Cette interminable crique n’est belle que nue et ma seule présence participe déjà à son enlaidissement. J’en ai conscience. Alors, j’essaie de m’y faire discret. Le bruit de mes pas s’efface dans celui des vagues. Le vent couvre ma respiration, excitée par mon besoin de distinction. Mes doigts s’engouffrent dans le sable tiède et mon regard s’abandonne vers le soleil couchant. Je suis seul avec elle, car je n’entends plus ces milliers de voix désacordées qui bruissent à l’unisson, ni celles des enfants qui voient l’ouvrage de leur après-midi détruits par une vaguelette scélérate ou celles de leur mère qui les appellent pour les consoler.

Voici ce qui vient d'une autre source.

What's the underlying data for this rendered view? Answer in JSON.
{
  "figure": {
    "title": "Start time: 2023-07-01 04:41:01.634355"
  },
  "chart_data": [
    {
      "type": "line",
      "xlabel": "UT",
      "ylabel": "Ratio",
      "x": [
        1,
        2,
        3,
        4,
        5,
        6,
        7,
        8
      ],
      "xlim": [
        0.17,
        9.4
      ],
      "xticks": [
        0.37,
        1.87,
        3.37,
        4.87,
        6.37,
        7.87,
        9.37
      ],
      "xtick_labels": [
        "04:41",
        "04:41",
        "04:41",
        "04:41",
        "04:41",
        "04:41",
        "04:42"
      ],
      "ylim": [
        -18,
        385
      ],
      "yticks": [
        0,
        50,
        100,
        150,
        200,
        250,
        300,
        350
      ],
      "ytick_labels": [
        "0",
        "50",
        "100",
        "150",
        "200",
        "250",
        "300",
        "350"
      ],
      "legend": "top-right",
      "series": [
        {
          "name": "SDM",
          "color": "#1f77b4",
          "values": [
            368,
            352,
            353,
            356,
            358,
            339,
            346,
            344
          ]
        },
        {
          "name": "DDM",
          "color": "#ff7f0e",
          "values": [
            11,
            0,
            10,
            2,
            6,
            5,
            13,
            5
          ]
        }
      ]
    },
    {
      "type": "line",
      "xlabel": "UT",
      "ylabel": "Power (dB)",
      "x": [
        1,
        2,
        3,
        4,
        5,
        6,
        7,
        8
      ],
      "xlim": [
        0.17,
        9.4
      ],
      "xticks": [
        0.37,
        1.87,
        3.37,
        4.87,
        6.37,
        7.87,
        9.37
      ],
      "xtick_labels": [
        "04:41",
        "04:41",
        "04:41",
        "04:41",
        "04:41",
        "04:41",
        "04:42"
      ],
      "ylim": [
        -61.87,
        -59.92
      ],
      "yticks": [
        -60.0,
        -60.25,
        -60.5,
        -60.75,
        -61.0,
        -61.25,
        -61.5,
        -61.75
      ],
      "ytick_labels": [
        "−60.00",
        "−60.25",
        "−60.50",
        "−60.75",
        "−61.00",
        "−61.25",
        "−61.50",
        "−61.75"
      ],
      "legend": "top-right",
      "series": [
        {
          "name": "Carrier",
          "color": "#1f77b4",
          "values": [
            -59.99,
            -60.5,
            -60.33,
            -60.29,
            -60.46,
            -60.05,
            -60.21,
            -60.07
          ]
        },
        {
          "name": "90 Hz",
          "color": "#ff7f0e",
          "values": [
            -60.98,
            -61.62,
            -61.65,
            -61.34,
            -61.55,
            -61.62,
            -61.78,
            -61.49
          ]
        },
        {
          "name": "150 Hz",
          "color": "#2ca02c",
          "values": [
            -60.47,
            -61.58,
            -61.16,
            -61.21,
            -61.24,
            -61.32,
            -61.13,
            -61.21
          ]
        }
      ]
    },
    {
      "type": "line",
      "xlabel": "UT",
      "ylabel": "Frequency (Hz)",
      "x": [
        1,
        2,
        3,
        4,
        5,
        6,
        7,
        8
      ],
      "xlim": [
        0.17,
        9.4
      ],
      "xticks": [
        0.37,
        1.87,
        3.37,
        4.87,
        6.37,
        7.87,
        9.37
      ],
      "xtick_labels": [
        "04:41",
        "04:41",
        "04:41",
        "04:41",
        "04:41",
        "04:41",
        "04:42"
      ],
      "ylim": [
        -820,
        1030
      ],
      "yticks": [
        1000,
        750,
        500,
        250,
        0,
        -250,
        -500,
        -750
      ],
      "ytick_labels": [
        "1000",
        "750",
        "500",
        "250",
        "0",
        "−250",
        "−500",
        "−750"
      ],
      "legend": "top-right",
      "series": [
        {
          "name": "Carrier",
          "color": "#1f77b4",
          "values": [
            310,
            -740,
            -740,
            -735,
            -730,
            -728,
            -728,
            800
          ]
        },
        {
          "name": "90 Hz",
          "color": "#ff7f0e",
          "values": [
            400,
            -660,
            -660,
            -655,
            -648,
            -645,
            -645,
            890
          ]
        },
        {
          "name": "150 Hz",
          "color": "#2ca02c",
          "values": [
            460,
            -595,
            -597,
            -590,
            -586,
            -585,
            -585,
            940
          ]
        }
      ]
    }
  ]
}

La nuit tombe, lentement. Tous abandonnent la Praia de Rocha, répondant a l’appel des restaurants et des bars ouverts jusque tard dans la nuit. Je me joindrais bientôt à eux, car après tout, même si je tente de me convaincre du contraire, je ne plane pas, en âme supérieure, au dessus de cette masse que j’honni. J’emprunte les mêmes avions, je fréquente les mêmes agences de location de voiture, dors dans les mêmes hôtels, fait la queue aux mêmes buffets à volonté et photographie pareillement le sites touristiques qu’elle consomme, participant au viol collectif de leur beauté immaculée pendant des siècles.
Je suis la masse et rien ne me distingue d’elle, à part, peut-être, ma conscience d’y n’être rien.